Memory Alignment in C Structs

When dealing with structures in C, memory alignment plays a crucial role in optimizing memory usage and performance. If you're puzzled by the difference in memory alignment between the following two structs:

<code class="c">typedef struct {
    unsigned short v1;
    unsigned short v2;
    unsigned short v3;
} myStruct1;

typedef struct {
    unsigned short v1;
    unsigned short v2;
    unsigned short v3;
    int i;
} myStruct2;</code>

where both myStruct1 and myStruct2 have the same combined data size of 6 bytes, but myStruct2 reports a size of 12 bytes using sizeof(), the answer lies in memory alignment.

On most 32-bit machines, the alignment boundary is typically 4 bytes. This means that structures are aligned to the nearest multiple of 4 bytes. In myStruct1, each member is 2 bytes, so no padding is inserted between them, and the actual size remains at 6 bytes.

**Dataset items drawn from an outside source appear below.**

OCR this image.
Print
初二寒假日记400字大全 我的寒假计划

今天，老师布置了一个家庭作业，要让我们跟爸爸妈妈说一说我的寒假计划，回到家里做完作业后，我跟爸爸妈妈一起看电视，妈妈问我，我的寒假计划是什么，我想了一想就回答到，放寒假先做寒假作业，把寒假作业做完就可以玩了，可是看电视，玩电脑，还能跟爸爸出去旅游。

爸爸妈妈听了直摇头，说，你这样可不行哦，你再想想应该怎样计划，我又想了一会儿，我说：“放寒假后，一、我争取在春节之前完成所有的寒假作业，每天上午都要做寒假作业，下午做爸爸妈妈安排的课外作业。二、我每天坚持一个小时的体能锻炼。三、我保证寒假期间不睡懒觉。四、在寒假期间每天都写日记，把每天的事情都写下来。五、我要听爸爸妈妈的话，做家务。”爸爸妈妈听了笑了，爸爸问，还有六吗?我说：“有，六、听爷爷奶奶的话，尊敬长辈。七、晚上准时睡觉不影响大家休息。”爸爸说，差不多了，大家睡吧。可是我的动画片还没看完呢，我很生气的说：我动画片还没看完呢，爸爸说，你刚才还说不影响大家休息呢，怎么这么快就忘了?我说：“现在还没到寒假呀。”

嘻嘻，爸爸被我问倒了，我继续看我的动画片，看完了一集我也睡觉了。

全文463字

However, in myStruct2, the addition of a 4-byte integer (int) requires a 4-byte alignment boundary. Since the initial 6 bytes of data from the original struct do not align to a 4-byte boundary, 2 bytes of padding are inserted between v3 and i. This padding ensures that i starts on a 4-byte boundary, resulting in a total size of 12 bytes for myStruct2.

Remember, in most cases, structures are only aligned to the boundary of their largest member. In this case, the int member in myStruct2 determines the alignment boundary, which explains the difference in memory alignment between the two structs.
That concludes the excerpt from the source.